How to process CSV lines with nul char in some ele

2019-09-16 19:04发布

问题:

When reading and parsing a CSV-file line, I need to process the nul character that appears as the value of some row fields. It is complicated by the fact that sometimes the CSV file is in windows-1250 encoding, sometimes it in UTF-8, and sometimes UTF-16. Because of this, I have started some way, and then found the nul char problem later -- see below.

Details: I need to clean a CSV files from third party to the form common to our data extractor (that is the utility works as a filter -- storing one CSV form to another CSV form).

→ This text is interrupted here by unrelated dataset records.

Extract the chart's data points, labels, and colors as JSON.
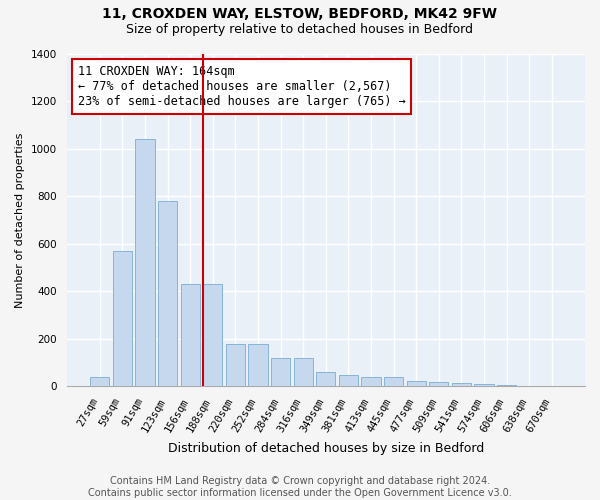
{
  "title_line1": "11, CROXDEN WAY, ELSTOW, BEDFORD, MK42 9FW",
  "title_line2": "Size of property relative to detached houses in Bedford",
  "xlabel": "Distribution of detached houses by size in Bedford",
  "ylabel": "Number of detached properties",
  "categories": [
    "27sqm",
    "59sqm",
    "91sqm",
    "123sqm",
    "156sqm",
    "188sqm",
    "220sqm",
    "252sqm",
    "284sqm",
    "316sqm",
    "349sqm",
    "381sqm",
    "413sqm",
    "445sqm",
    "477sqm",
    "509sqm",
    "541sqm",
    "574sqm",
    "606sqm",
    "638sqm",
    "670sqm"
  ],
  "values": [
    40,
    570,
    1040,
    780,
    430,
    430,
    178,
    178,
    120,
    120,
    60,
    50,
    40,
    40,
    25,
    20,
    15,
    10,
    5,
    4,
    2
  ],
  "bar_color": "#c5d8ee",
  "bar_edge_color": "#7aadd4",
  "bar_width": 0.85,
  "vline_color": "#cc0000",
  "vline_x": 4.55,
  "annotation_text": "11 CROXDEN WAY: 164sqm\n← 77% of detached houses are smaller (2,567)\n23% of semi-detached houses are larger (765) →",
  "annotation_box_color": "#ffffff",
  "annotation_box_edge": "#cc0000",
  "ylim": [
    0,
    1400
  ],
  "yticks": [
    0,
    200,
    400,
    600,
    800,
    1000,
    1200,
    1400
  ],
  "bg_color": "#eaf0f8",
  "grid_color": "#ffffff",
  "footer_text": "Contains HM Land Registry data © Crown copyright and database right 2024.\nContains public sector information licensed under the Open Government Licence v3.0.",
  "title_fontsize": 10,
  "subtitle_fontsize": 9,
  "xlabel_fontsize": 9,
  "ylabel_fontsize": 8,
  "tick_fontsize": 7.5,
  "annotation_fontsize": 8.5,
  "footer_fontsize": 7
}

My initial approach was to open the CSV file in binary mode and check whether the first bytes form BOM. I know all the given Unicode files start with BOM. If there is no BOM, I know that it is in windows-1250 encoding. The converted CSV file should use the windows-1250 encoding. So, after checking the input file, I open it using the related mode, like this:

// Open the file in binary mode first to see whether BOM is there or not.
FILE * fh{ nullptr };
errno_t err = fopen_s(&fh, fnameIn.string().c_str(), "rb"); // const fs::path & fnameIn
assert(err == 0);
vector<char> buf(4, '\0');
fread(&buf[0], 1, 3, fh);
::fclose(fh);

// Set the isUnicode flag and open the file according to that.
string mode{ "r" };     // init 
bool isUnicode = false; // pessimistic init

if (buf[0] == 0xEF && buf[1] == 0xBB && buf[2] == 0xBF) // UTF-8 BOM
{
    mode += ", ccs=UTF-8";
    isUnicode = true;
}
else if ((buf[0] == 0xFE && buf[1] == 0xFF)     // UTF-16 BE BOM
      || (buf[0] == 0xFF && buf[1] == 0xFE))    // UTF-16 LE BOM
{
    mode += ", ccs=UNICODE";
    isUnicode = true;
}

// Open in the suitable mode.
err = fopen_s(&fh, fnameIn.string().c_str(), mode.c_str());
assert(err == 0);

After the successful open, the input line is read or via fgets or via fgetws -- depending on whether Unicode was detected or not. Then the idea was to convert the buffer content from Unicode to 1250 if the unicode was detected earlier, or let the buffer be in 1250. The s variable should contain the string in the windows-1250 encoding. The ATL::CW2A(buf, 1250) is used when conversion is needed:

    const int bufsize = 4096;
    wchar_t buf[bufsize];

    // Read the line from the input according to the isUnicode flag.
    while (isUnicode ? (fgetws(buf, bufsize, fh) != NULL)
        : (fgets(reinterpret_cast<char*>(buf), bufsize, fh) != NULL))
    {
        // If the input is in Unicode, convert the buffer content
        // to the string in cp1250. Otherwise, do not touch it.
        string s;
        if (isUnicode)  s = ATL::CW2A(buf, 1250);
        else            s = reinterpret_cast<char*>(buf);
        ...
        // Now processing the characters of the `s` to form the output file
    }

It worked fine... until a file with a nul character used as the value in the row appeared. The problem is that when the s variable is assigned, the nul cuts the rest of the line. In the observed case, it happened with the file that used 1250 encoding. But it can probably happen also in the UTF encoded files.

How to solve the problem?

回答1:

The NUL character problem is solved by using either C++ or Windows functions. In this case, the easiest solution is MultiByteToWideChar which will accept an explicit string length, precisely so it doesn't stop on NUL.